In 2007, the second mandate commune council election was held and Srey Pov ran for office as a candidate from the Cambodian People’s Party (CPP). She won a seat on the council with the enthusiastic support of her local community and then served for two terms.
Then in 2017 she first stood for commune council chief and was elevated to that office, which she has now won re-election to just this past month for the fifth mandate.
Four-time election winner
Srey Pov is extremely proud to have been elected once again as commune chief through the support of the people and the elders in the community.
She says she has worked hard her whole life starting out in humble beginnings and she never imagined that she would be able to take on a leadership role like this because she had so little formal education compared to some others.
Now, however, having done the job for an entire five year mandate and having won re-election to continue in that role, she says she considers the job as her destiny, calling it a source of pride for every woman in her commune who now dedicate themselves to working as hard as they can – even past the point of exhaustion – in order to succeed.
In addition to her role as commune chief where she provides services to meet the needs and address the requests of the people of the commune, she also visits all of the villages to encourage the girls in the commune to work hard to learn both Khmer as well as foreign languages so they can compete with men for the best jobs.
She said her belief is that if men can do something then so can women, though they may take a different path to reach the same goal.
Srey Pov observed that in other countries there are many women who are leaders – even prime ministers – and while there are some notable high-ranking woman leaders in Cambodia today, the Kingdom must work towards elevating more of them to leadership positions in the future given that women make up 50 per cent of the population.
Road to a better future
For the new mandate, Srey Pov intends to focus on building infrastructure such as roads, drainage systems and other fundamental upgrades that will directly improve the lives of the residents.
Another important task she is focused on is providing better public services as well as increasing humanitarian work to help the poor and those in need such as victims of flooding, women undergoing personal or familial crisis and people suffering from mental illnesses.
For the new mandate, there are nine commune council seats occupied by elected candidates with eight coming from the Cambodian People’s Party and one from the Candlelight Party.
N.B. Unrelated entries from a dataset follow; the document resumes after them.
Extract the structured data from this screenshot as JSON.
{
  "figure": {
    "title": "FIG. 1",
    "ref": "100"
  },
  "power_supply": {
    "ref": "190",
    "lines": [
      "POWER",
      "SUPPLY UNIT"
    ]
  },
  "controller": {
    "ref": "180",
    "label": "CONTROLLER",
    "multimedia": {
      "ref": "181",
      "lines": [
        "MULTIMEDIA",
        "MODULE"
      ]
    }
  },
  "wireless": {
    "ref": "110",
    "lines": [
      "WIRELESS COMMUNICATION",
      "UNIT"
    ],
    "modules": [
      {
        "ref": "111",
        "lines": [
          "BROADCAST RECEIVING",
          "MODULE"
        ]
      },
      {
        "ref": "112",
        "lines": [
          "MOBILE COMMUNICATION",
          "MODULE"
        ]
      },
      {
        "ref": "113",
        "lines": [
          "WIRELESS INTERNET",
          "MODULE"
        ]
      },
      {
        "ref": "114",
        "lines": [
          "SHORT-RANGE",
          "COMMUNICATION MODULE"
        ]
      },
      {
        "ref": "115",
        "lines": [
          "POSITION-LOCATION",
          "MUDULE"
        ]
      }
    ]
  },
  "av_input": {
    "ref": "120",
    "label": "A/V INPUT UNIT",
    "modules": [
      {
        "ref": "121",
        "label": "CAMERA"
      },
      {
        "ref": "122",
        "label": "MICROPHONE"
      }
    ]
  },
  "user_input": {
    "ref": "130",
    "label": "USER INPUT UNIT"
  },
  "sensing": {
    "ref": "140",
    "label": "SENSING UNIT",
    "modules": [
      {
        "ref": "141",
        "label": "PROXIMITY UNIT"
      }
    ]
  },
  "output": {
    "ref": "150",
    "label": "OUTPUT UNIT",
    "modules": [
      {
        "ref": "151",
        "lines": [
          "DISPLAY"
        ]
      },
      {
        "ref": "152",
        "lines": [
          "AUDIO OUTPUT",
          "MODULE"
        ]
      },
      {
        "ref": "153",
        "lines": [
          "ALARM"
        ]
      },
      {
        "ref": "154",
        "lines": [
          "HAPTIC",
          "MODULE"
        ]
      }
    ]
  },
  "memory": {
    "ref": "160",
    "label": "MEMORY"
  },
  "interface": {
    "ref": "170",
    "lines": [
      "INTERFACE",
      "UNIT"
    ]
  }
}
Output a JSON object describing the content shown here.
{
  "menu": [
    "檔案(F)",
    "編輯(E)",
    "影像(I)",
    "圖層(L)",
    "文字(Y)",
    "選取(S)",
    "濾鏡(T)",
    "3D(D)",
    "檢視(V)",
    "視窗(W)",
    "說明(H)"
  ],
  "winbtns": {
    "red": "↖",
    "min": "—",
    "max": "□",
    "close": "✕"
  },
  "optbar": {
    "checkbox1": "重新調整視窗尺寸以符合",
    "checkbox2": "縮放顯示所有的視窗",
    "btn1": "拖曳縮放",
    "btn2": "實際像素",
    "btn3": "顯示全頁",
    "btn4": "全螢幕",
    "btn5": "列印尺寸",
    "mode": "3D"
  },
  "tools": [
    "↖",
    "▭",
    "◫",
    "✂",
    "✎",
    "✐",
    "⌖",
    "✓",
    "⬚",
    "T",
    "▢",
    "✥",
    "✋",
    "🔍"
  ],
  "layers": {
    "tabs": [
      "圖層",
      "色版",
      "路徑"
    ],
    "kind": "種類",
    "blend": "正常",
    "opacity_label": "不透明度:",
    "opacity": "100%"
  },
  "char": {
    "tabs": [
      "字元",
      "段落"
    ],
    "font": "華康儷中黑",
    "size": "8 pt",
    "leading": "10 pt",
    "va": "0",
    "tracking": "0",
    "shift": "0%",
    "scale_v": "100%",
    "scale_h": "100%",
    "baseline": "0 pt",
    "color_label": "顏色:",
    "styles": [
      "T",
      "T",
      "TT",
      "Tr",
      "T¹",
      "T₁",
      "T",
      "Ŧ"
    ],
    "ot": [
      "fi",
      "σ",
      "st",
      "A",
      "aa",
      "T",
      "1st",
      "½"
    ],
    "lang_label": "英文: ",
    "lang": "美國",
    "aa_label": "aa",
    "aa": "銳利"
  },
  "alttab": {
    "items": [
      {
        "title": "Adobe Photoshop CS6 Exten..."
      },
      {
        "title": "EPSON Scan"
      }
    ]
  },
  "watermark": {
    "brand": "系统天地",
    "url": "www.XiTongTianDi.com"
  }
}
Srey Pov remains the only woman politician in Kansom Ak commune, however.
In order to lead the commune administration by example, Srey Pov said she will work hard retain the trust of the local people and one way is by making sure that all public services are provided honestly and transparently with no extra charges or favouritism shown.
She also plans to make herself easy to reach while at home in her off-duty hours in case any commune residents encounter an emergency.
“If I don’t appear to be frightened by the prospect of being the only woman leading a team of men, that is because there is nothing to be afraid of. When I was first elected, some of the other council members didn’t want to listen to me because I am a woman and most of them were older men, but once I became the chief I was able to get their attention,” she said.
She said that as a woman commune chief, it’s very important for her to understand the hardships endured by women and to help them because women need more support in order to overcome discrimination and achieve equality with men.
“There should be no discrimination or violence against women. Not in my commune, nor in the Kingdom. Women should be encouraged and given opportunities to work towards developing our nation,” she said.